Men at Work: The Craft of Baseball
- First edition
- Author: George Will
- Language: English
- Subject: Baseball
- Genre: Non-fiction
- Publisher: Macmillan Publishers
- Publication date: 1990
- Publication place: United States
- Pages: 353
- ISBN: 978-0-02-628470-7

= Men at Work: The Craft of Baseball =

1990 book by George Will

Men at Work: The Craft of Baseball is a New York Times best-selling 1990 book about baseball by George Will. It was written by American Pulitzer Prize–winning author George Will and published by Macmillan Publishers. The book focuses on four successful Major League Baseball figures, three of them players, representing different aspects of baseball: a manager, a pitcher, a hitter, and a fielder.

==Background==
In preparation for Men at Work, Will spent hundreds of hours interviewing five Major League Baseball figures: right fielder Tony Gwynn of the San Diego Padres, manager Tony La Russa of the Oakland Athletics, shortstop Cal Ripken Jr. of the Baltimore Orioles, pitcher Jim Gott of the Pittsburgh Pirates, and pitcher Orel Hershiser of the Los Angeles Dodgers. He discussed each person's approach to the game of baseball, choosing them because of their success in their roles and their strong work ethics.
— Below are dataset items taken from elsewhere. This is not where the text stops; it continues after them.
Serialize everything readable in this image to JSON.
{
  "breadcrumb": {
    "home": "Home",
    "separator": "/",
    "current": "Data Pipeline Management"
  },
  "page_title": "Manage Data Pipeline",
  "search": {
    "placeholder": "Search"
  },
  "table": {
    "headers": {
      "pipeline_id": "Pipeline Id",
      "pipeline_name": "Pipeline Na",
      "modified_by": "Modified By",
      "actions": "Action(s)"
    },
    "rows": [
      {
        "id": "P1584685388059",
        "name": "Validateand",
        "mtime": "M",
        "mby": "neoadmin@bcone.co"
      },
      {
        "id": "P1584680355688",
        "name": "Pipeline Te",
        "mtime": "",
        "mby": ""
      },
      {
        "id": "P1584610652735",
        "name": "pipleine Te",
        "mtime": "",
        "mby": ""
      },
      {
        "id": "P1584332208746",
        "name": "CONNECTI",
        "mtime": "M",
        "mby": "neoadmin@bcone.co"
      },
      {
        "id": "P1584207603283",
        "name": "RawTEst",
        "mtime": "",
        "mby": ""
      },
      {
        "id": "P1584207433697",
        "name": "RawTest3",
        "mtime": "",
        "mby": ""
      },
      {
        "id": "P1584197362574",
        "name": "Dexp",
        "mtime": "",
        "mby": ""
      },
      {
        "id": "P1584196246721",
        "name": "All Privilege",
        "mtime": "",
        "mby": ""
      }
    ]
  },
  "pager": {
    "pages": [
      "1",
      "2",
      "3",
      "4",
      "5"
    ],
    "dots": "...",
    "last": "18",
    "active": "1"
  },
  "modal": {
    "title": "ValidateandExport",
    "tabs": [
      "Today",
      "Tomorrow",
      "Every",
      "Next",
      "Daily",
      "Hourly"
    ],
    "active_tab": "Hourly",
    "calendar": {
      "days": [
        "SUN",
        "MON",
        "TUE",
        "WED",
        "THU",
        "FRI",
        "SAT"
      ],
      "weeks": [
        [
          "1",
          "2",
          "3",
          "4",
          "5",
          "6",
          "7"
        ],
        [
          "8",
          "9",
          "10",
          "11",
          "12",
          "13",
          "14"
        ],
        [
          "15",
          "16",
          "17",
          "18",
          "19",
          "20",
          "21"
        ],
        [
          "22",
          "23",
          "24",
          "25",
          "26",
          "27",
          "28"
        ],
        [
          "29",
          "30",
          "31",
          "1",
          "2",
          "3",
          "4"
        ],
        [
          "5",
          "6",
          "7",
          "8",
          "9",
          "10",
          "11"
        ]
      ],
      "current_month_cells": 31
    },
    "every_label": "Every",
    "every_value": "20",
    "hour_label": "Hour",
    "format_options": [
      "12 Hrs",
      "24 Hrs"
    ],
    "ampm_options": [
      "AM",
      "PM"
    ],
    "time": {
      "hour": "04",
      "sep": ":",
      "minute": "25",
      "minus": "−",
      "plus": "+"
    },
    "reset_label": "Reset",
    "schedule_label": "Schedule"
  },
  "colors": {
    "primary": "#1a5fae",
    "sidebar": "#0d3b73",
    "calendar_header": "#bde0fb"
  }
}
While researching for Men at Work over a period of three years, Will acquired 11 press passes that offer special locker-room privileges in Major League Baseball stadiums.

==Synopsis==
In the book, Will discusses how each of the four subjects highlighted play, or in the case of La Russa, manage the game of baseball. It also discusses the history of the game, such as how Candy Cummings invented the curveball pitch in 1867. There are also statistics mentioned, as well as anecdotes. Will also inserts personal opinion, such as when he discusses his belief that baseball needs to have more walks and fewer strikeouts, and that Baltimore is the best baseball town.

==Release==
Men at Work was published by Macmillan Publishers in 1990, a few days following the 32-day-long Major League Baseball lockout. The book has been described as taking a more serious approach to baseball than other books on the same subject. Reviews have complimented Will's discussion on baseball strategy and his approach to current baseball debates. The book was number one on the list of New York Times Non-Fiction Best Sellers for at least nine consecutive weeks immediately after its publication, making it one of the best-selling baseball books since Major League Pitcher Jim Bouton's Ball Four (1970).